Letter from Fred Diamond to his parents
Published in Letters Of The Century

April 13, 1945

Today I was in a town called Ohrduff. It's a nice little town - one of those spared in the engulfment of the area by the roaring tide of allied armor. On a hillside just outside the town one can see what seems to be barracks, but behind the high barbed-wire fences lies a tale of horror beyond the fertile imagination of a Poe.

If you haven't the stomach for this sort of thing, read no further. This camp was another Lublin, where hundreds of innocent Russians and Poles were brutally tortured, killed, and disposed of.

There is the perceptible odor of rotten flesh upon entering this death camp. The "barracks" - stables would be a more appropriate word - are now empty of the survivors and the less fortunate. But the empty shacks still bear the evidence of the heinous deeds committed against people whose only crime was to encounter these barbarous SS troops. Their beds were the filth and straw-covered floor which is still covered with small pools of blood. Around remain a few crumbs of black bread and some weak soup which was all the food they received.

The bodies had been earlier removed from the shed where they had been stacked before their disposal. Now they were laid out atop a small hill in preparation for burial. Their bodies showed the lustful; brutality of Hitler's elite.

The corpses were little more than skeletons.
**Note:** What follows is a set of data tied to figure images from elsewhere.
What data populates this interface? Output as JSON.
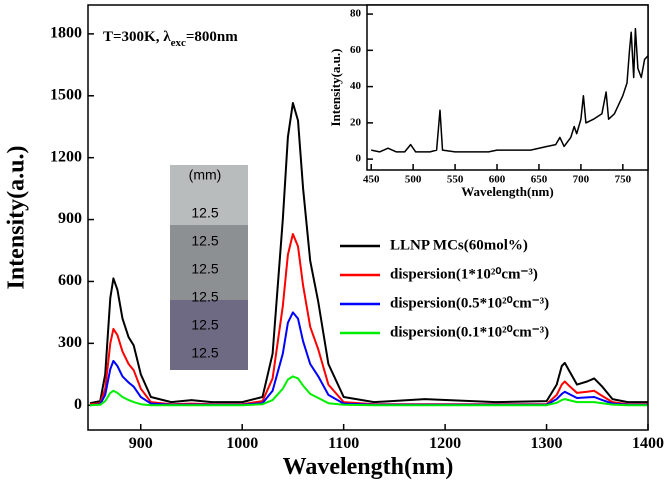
{
  "chart_data": [
    {
      "type": "line",
      "x_label": "Wavelength(nm)",
      "y_label": "Intensity(a.u.)",
      "annotation": {
        "text": "T=300K, λ",
        "sub": "exc",
        "tail": "=800nm"
      },
      "photo_labels": [
        "(mm)",
        "12.5",
        "12.5",
        "12.5",
        "12.5",
        "12.5",
        "12.5"
      ],
      "xlim": [
        848,
        1400
      ],
      "xticks": [
        900,
        1000,
        1100,
        1200,
        1300,
        1400
      ],
      "ylim": [
        -120,
        1940
      ],
      "yticks": [
        0,
        300,
        600,
        900,
        1200,
        1500,
        1800
      ],
      "x": [
        850,
        860,
        865,
        870,
        873,
        877,
        882,
        888,
        893,
        900,
        910,
        930,
        950,
        970,
        1000,
        1020,
        1030,
        1040,
        1045,
        1050,
        1055,
        1060,
        1067,
        1075,
        1085,
        1100,
        1130,
        1180,
        1250,
        1300,
        1310,
        1315,
        1318,
        1322,
        1330,
        1340,
        1347,
        1355,
        1365,
        1380,
        1400
      ],
      "series": [
        {
          "name": "LLNP MCs(60mol%)",
          "color": "#000000",
          "values": [
            10,
            20,
            150,
            520,
            615,
            560,
            420,
            330,
            290,
            150,
            40,
            15,
            25,
            15,
            15,
            40,
            250,
            900,
            1300,
            1465,
            1380,
            1050,
            700,
            500,
            200,
            40,
            15,
            30,
            15,
            20,
            100,
            190,
            205,
            170,
            100,
            115,
            130,
            90,
            30,
            15,
            15
          ]
        },
        {
          "name": "dispersion(1*10²⁰cm⁻³)",
          "color": "#ff0000",
          "values": [
            5,
            10,
            80,
            300,
            370,
            340,
            260,
            200,
            170,
            80,
            15,
            5,
            8,
            5,
            5,
            20,
            130,
            480,
            730,
            830,
            770,
            580,
            380,
            270,
            100,
            15,
            5,
            5,
            5,
            5,
            50,
            100,
            115,
            95,
            60,
            65,
            70,
            45,
            15,
            5,
            5
          ]
        },
        {
          "name": "dispersion(0.5*10²⁰cm⁻³)",
          "color": "#0000ff",
          "values": [
            0,
            5,
            50,
            175,
            215,
            190,
            140,
            110,
            90,
            40,
            8,
            2,
            3,
            2,
            2,
            10,
            70,
            250,
            400,
            450,
            420,
            310,
            200,
            140,
            50,
            8,
            2,
            2,
            2,
            2,
            30,
            55,
            65,
            55,
            35,
            38,
            40,
            25,
            8,
            2,
            2
          ]
        },
        {
          "name": "dispersion(0.1*10²⁰cm⁻³)",
          "color": "#00ee00",
          "values": [
            0,
            2,
            20,
            60,
            70,
            60,
            40,
            25,
            15,
            5,
            0,
            0,
            0,
            0,
            0,
            5,
            25,
            80,
            125,
            140,
            130,
            95,
            55,
            35,
            10,
            2,
            0,
            0,
            0,
            0,
            12,
            25,
            30,
            25,
            15,
            15,
            15,
            10,
            3,
            0,
            0
          ]
        }
      ]
    },
    {
      "type": "line",
      "x_label": "Wavelength(nm)",
      "y_label": "Intensity(a.u.)",
      "xlim": [
        445,
        780
      ],
      "xticks": [
        450,
        500,
        550,
        600,
        650,
        700,
        750
      ],
      "ylim": [
        -6,
        85
      ],
      "yticks": [
        0,
        20,
        40,
        60,
        80
      ],
      "x": [
        450,
        460,
        470,
        480,
        490,
        497,
        503,
        520,
        528,
        532,
        535,
        550,
        570,
        590,
        600,
        620,
        640,
        660,
        670,
        675,
        680,
        688,
        692,
        695,
        700,
        703,
        706,
        715,
        725,
        730,
        733,
        740,
        750,
        755,
        758,
        760,
        763,
        765,
        768,
        772,
        776,
        780
      ],
      "series": [
        {
          "color": "#000000",
          "values": [
            5,
            4,
            6,
            4,
            4,
            8,
            4,
            4,
            5,
            27,
            5,
            4,
            4,
            4,
            5,
            5,
            5,
            7,
            8,
            12,
            7,
            12,
            18,
            14,
            22,
            35,
            20,
            22,
            25,
            37,
            22,
            25,
            35,
            42,
            60,
            70,
            45,
            72,
            50,
            45,
            55,
            57
          ]
        }
      ]
    }
  ]
}
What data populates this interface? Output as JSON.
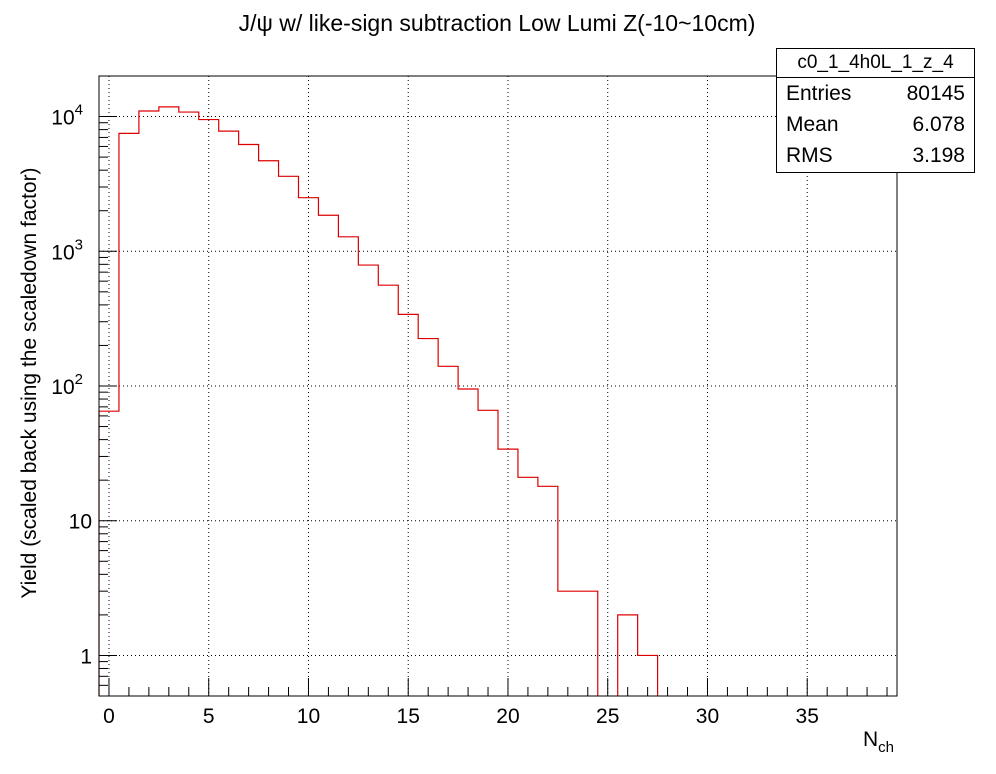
{
  "chart_data": {
    "type": "bar",
    "title": "J/ψ w/ like-sign subtraction Low Lumi Z(-10~10cm)",
    "xlabel": "N",
    "xlabel_sub": "ch",
    "ylabel": "Yield (scaled back using the scaledown factor)",
    "x_range": [
      -0.5,
      39.5
    ],
    "y_range": [
      0.5,
      20000
    ],
    "y_scale": "log",
    "grid": true,
    "x_ticks": [
      0,
      5,
      10,
      15,
      20,
      25,
      30,
      35
    ],
    "x_tick_labels": [
      "0",
      "5",
      "10",
      "15",
      "20",
      "25",
      "30",
      "35"
    ],
    "y_ticks": [
      {
        "value": 1,
        "base": "1",
        "exp": ""
      },
      {
        "value": 10,
        "base": "10",
        "exp": ""
      },
      {
        "value": 100,
        "base": "10",
        "exp": "2"
      },
      {
        "value": 1000,
        "base": "10",
        "exp": "3"
      },
      {
        "value": 10000,
        "base": "10",
        "exp": "4"
      }
    ],
    "line_color": "#dd0000",
    "bin_width": 1,
    "bin_centers": [
      0,
      1,
      2,
      3,
      4,
      5,
      6,
      7,
      8,
      9,
      10,
      11,
      12,
      13,
      14,
      15,
      16,
      17,
      18,
      19,
      20,
      21,
      22,
      23,
      24,
      25,
      26,
      27,
      28,
      29,
      30,
      31,
      32,
      33,
      34,
      35,
      36,
      37,
      38,
      39
    ],
    "values": [
      65,
      7500,
      11000,
      11800,
      10800,
      9500,
      7800,
      6200,
      4700,
      3600,
      2500,
      1850,
      1280,
      790,
      560,
      340,
      225,
      140,
      95,
      66,
      34,
      21,
      18,
      3,
      3,
      0,
      2,
      1,
      0,
      0,
      0,
      0,
      0,
      0,
      0,
      0,
      0,
      0,
      0,
      0
    ],
    "stats": {
      "name": "c0_1_4h0L_1_z_4",
      "entries_label": "Entries",
      "entries": "80145",
      "mean_label": "Mean",
      "mean": "6.078",
      "rms_label": "RMS",
      "rms": "3.198"
    }
  }
}
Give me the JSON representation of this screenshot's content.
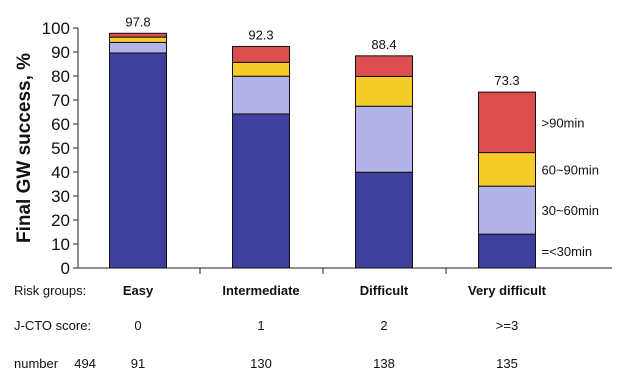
{
  "chart_data": {
    "type": "bar",
    "stacked": true,
    "ylabel": "Final GW success, %",
    "ylim": [
      0,
      100
    ],
    "yticks": [
      0,
      10,
      20,
      30,
      40,
      50,
      60,
      70,
      80,
      90,
      100
    ],
    "categories": [
      "Easy",
      "Intermediate",
      "Difficult",
      "Very difficult"
    ],
    "totals": [
      "97.8",
      "92.3",
      "88.4",
      "73.3"
    ],
    "series": [
      {
        "name": "=<30min",
        "color": "#3f3f9e",
        "values": [
          89.6,
          64.2,
          39.9,
          14.1
        ]
      },
      {
        "name": "30~60min",
        "color": "#b3b3e8",
        "values": [
          4.4,
          15.7,
          27.5,
          20.0
        ]
      },
      {
        "name": "60~90min",
        "color": "#f5cc28",
        "values": [
          2.2,
          5.8,
          12.4,
          14.0
        ]
      },
      {
        "name": ">90min",
        "color": "#dc4d50",
        "values": [
          1.6,
          6.6,
          8.6,
          25.2
        ]
      }
    ],
    "legend_placement": "right of last bar"
  },
  "rows": [
    {
      "label": "Risk groups:",
      "total": "",
      "values": [
        "Easy",
        "Intermediate",
        "Difficult",
        "Very difficult"
      ]
    },
    {
      "label": "J-CTO score:",
      "total": "",
      "values": [
        "0",
        "1",
        "2",
        ">=3"
      ]
    },
    {
      "label": "number",
      "total": "494",
      "values": [
        "91",
        "130",
        "138",
        "135"
      ]
    }
  ]
}
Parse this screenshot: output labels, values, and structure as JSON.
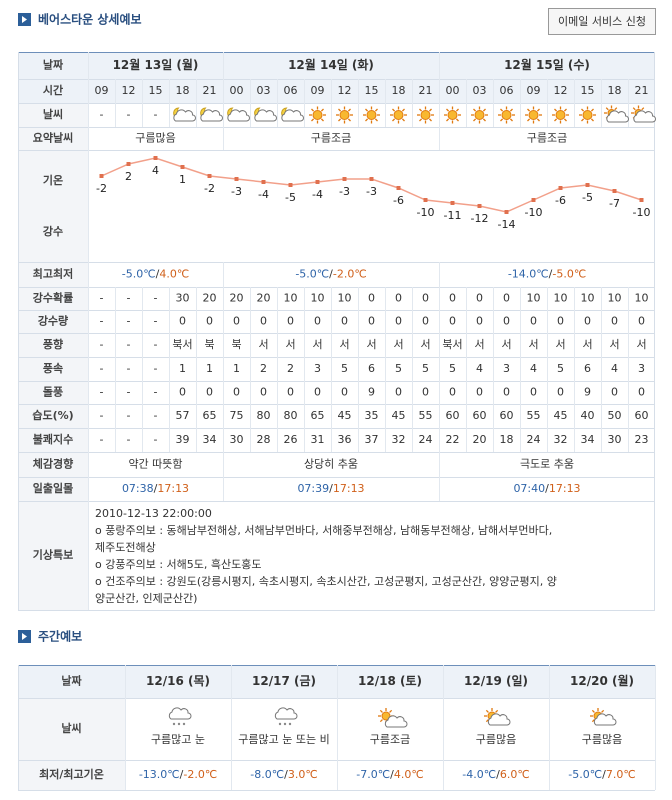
{
  "header": {
    "title": "베어스타운 상세예보",
    "button": "이메일 서비스 신청"
  },
  "detail": {
    "labels": {
      "date": "날짜",
      "time": "시간",
      "weather": "날씨",
      "summary": "요약날씨",
      "temp": "기온",
      "precip": "강수",
      "high_low": "최고최저"
    },
    "dates": [
      "12월 13일 (월)",
      "12월 14일 (화)",
      "12월 15일 (수)"
    ],
    "times": [
      "09",
      "12",
      "15",
      "18",
      "21",
      "00",
      "03",
      "06",
      "09",
      "12",
      "15",
      "18",
      "21",
      "00",
      "03",
      "06",
      "09",
      "12",
      "15",
      "18",
      "21"
    ],
    "weather": [
      "-",
      "-",
      "-",
      null,
      null,
      null,
      null,
      null,
      null,
      null,
      null,
      null,
      null,
      null,
      null,
      null,
      null,
      null,
      null,
      null,
      null
    ],
    "summary": [
      "구름많음",
      "구름조금",
      "구름조금"
    ],
    "temperature": [
      -2,
      2,
      4,
      1,
      -2,
      -3,
      -4,
      -5,
      -4,
      -3,
      -3,
      -6,
      -10,
      -11,
      -12,
      -14,
      -10,
      -6,
      -5,
      -7,
      -10
    ],
    "high_low": [
      [
        "-5.0℃",
        "/",
        "4.0℃"
      ],
      [
        "-5.0℃",
        "/",
        "-2.0℃"
      ],
      [
        "-14.0℃",
        "/",
        "-5.0℃"
      ]
    ],
    "rows": [
      {
        "label": "강수확률",
        "values": [
          "-",
          "-",
          "-",
          30,
          20,
          20,
          20,
          10,
          10,
          10,
          0,
          0,
          0,
          0,
          0,
          0,
          10,
          10,
          10,
          10,
          10
        ]
      },
      {
        "label": "강수량",
        "values": [
          "-",
          "-",
          "-",
          0,
          0,
          0,
          0,
          0,
          0,
          0,
          0,
          0,
          0,
          0,
          0,
          0,
          0,
          0,
          0,
          0,
          0
        ]
      },
      {
        "label": "풍향",
        "values": [
          "-",
          "-",
          "-",
          "북서",
          "북",
          "북",
          "서",
          "서",
          "서",
          "서",
          "서",
          "서",
          "서",
          "북서",
          "서",
          "서",
          "서",
          "서",
          "서",
          "서",
          "서"
        ]
      },
      {
        "label": "풍속",
        "values": [
          "-",
          "-",
          "-",
          1,
          1,
          1,
          2,
          2,
          3,
          5,
          6,
          5,
          5,
          5,
          4,
          3,
          4,
          5,
          6,
          4,
          3
        ]
      },
      {
        "label": "돌풍",
        "values": [
          "-",
          "-",
          "-",
          0,
          0,
          0,
          0,
          0,
          0,
          0,
          9,
          0,
          0,
          0,
          0,
          0,
          0,
          0,
          9,
          0,
          0
        ]
      },
      {
        "label": "습도(%)",
        "values": [
          "-",
          "-",
          "-",
          57,
          65,
          75,
          80,
          80,
          65,
          45,
          35,
          45,
          55,
          60,
          60,
          60,
          55,
          45,
          40,
          50,
          60
        ]
      },
      {
        "label": "불쾌지수",
        "values": [
          "-",
          "-",
          "-",
          39,
          34,
          30,
          28,
          26,
          31,
          36,
          37,
          32,
          24,
          22,
          20,
          18,
          24,
          32,
          34,
          30,
          23
        ]
      }
    ],
    "feel": {
      "label": "체감경향",
      "values": [
        "약간 따뜻함",
        "상당히 추움",
        "극도로 추움"
      ]
    },
    "sun": {
      "label": "일출일몰",
      "values": [
        [
          "07:38",
          "/",
          "17:13"
        ],
        [
          "07:39",
          "/",
          "17:13"
        ],
        [
          "07:40",
          "/",
          "17:13"
        ]
      ]
    },
    "warning": {
      "label": "기상특보",
      "lines": [
        "2010-12-13 22:00:00",
        "o 풍랑주의보 : 동해남부전해상, 서해남부먼바다, 서해중부전해상, 남해동부전해상, 남해서부먼바다,",
        "제주도전해상",
        "o 강풍주의보 : 서해5도, 흑산도홍도",
        "o 건조주의보 : 강원도(강릉시평지, 속초시평지, 속초시산간, 고성군평지, 고성군산간, 양양군평지, 양",
        "양군산간, 인제군산간)"
      ]
    }
  },
  "weekly": {
    "title": "주간예보",
    "labels": [
      "날짜",
      "날씨",
      "최저/최고기온"
    ],
    "dates": [
      "12/16 (목)",
      "12/17 (금)",
      "12/18 (토)",
      "12/19 (일)",
      "12/20 (월)"
    ],
    "weather": [
      "구름많고 눈",
      "구름많고 눈 또는 비",
      "구름조금",
      "구름많음",
      "구름많음"
    ],
    "temps": [
      [
        "-13.0℃",
        "/",
        "-2.0℃"
      ],
      [
        "-8.0℃",
        "/",
        "3.0℃"
      ],
      [
        "-7.0℃",
        "/",
        "4.0℃"
      ],
      [
        "-4.0℃",
        "/",
        "6.0℃"
      ],
      [
        "-5.0℃",
        "/",
        "7.0℃"
      ]
    ]
  }
}
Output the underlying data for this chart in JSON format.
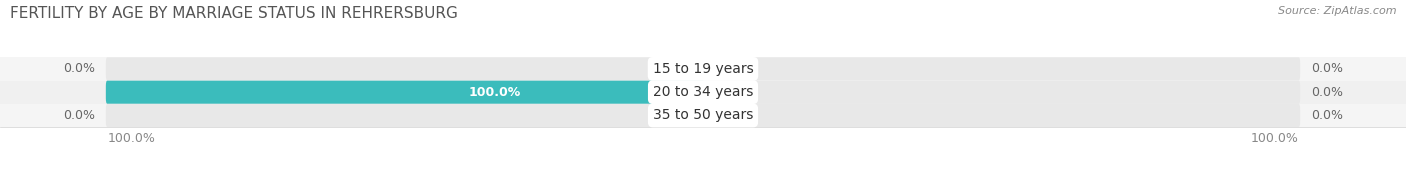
{
  "title": "FERTILITY BY AGE BY MARRIAGE STATUS IN REHRERSBURG",
  "source": "Source: ZipAtlas.com",
  "categories": [
    "15 to 19 years",
    "20 to 34 years",
    "35 to 50 years"
  ],
  "married_values": [
    0.0,
    100.0,
    0.0
  ],
  "unmarried_values": [
    0.0,
    0.0,
    0.0
  ],
  "married_color": "#3bbcbc",
  "unmarried_color": "#f4a0b5",
  "bg_bar_color": "#e8e8e8",
  "bar_height": 0.52,
  "max_value": 100.0,
  "title_fontsize": 11,
  "label_fontsize": 10,
  "value_fontsize": 9,
  "legend_fontsize": 10,
  "figure_bg": "#ffffff",
  "row_sep_color": "#d0d0d0",
  "text_color_dark": "#333333",
  "text_color_mid": "#555555",
  "text_color_light": "#888888",
  "value_label_color": "#666666",
  "bottom_label_color": "#888888"
}
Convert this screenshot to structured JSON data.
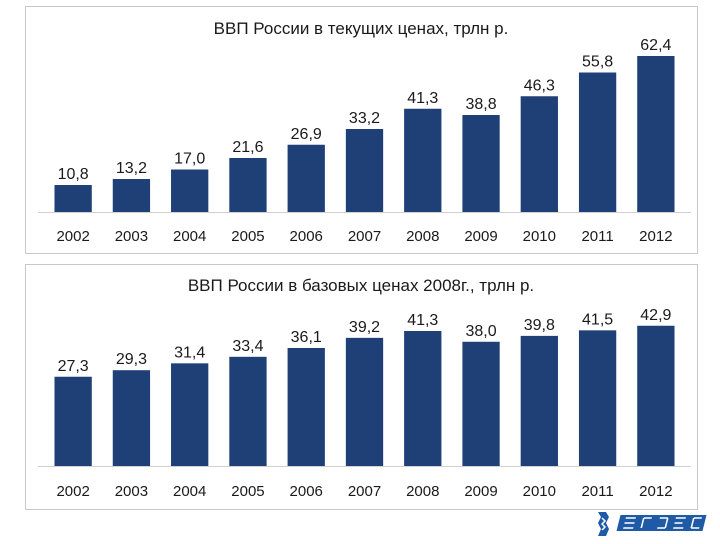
{
  "chart_data": [
    {
      "type": "bar",
      "title": "ВВП России в текущих ценах, трлн р.",
      "categories": [
        "2002",
        "2003",
        "2004",
        "2005",
        "2006",
        "2007",
        "2008",
        "2009",
        "2010",
        "2011",
        "2012"
      ],
      "values": [
        10.8,
        13.2,
        17.0,
        21.6,
        26.9,
        33.2,
        41.3,
        38.8,
        46.3,
        55.8,
        62.4
      ],
      "value_labels": [
        "10,8",
        "13,2",
        "17,0",
        "21,6",
        "26,9",
        "33,2",
        "41,3",
        "38,8",
        "46,3",
        "55,8",
        "62,4"
      ],
      "ylim": [
        0,
        68
      ],
      "grid": false,
      "legend": "none",
      "bar_color": "#1f3f77"
    },
    {
      "type": "bar",
      "title": "ВВП России в базовых ценах 2008г., трлн р.",
      "categories": [
        "2002",
        "2003",
        "2004",
        "2005",
        "2006",
        "2007",
        "2008",
        "2009",
        "2010",
        "2011",
        "2012"
      ],
      "values": [
        27.3,
        29.3,
        31.4,
        33.4,
        36.1,
        39.2,
        41.3,
        38.0,
        39.8,
        41.5,
        42.9
      ],
      "value_labels": [
        "27,3",
        "29,3",
        "31,4",
        "33,4",
        "36,1",
        "39,2",
        "41,3",
        "38,0",
        "39,8",
        "41,5",
        "42,9"
      ],
      "ylim": [
        0,
        52
      ],
      "grid": false,
      "legend": "none",
      "bar_color": "#1f3f77"
    }
  ],
  "logo": {
    "text": "ВГУЭС",
    "color": "#1f5aa6"
  }
}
Mere skin and bones, their arms and legs were not thicker than broomstick handles. Their ribs protruded greatly and their abdomens were now hollow pits. Their skin, now turned grey, was stretched like drums over the emaciated bodies.

Starvation was the least of the privation these poor people suffered. Their bodies were covered with bruises, and were enormously swollen particularly in the region of the groin. The heads of many bore lacerations; others had had their eyes gauged out. Others had been stabbed in the chest approximately half a dozen times. Many had their misery ended with a bullet through their heads.

The bodies were being disposed of by the Germans about a half a mile away. The ashes tell the story. Mingled with a pile of railroad ties burned are charred skulls and bones. All one can see in stench filled nearby pits is a protruding charred arm.

This is eugenics as practiced by the Master Race.

..............

There is an epiloque to this story. This evening, some German civilan was guiding some U.S. soldiers around the area. Two Russians recognized him as one of the SS men and immediately began beating him, watched by the Yanks. He now lies with the others, his head bashed in, his body swollen. His chest bears about a dozen bayonet wounds. No one is interested in how these unarmed men got the weapon.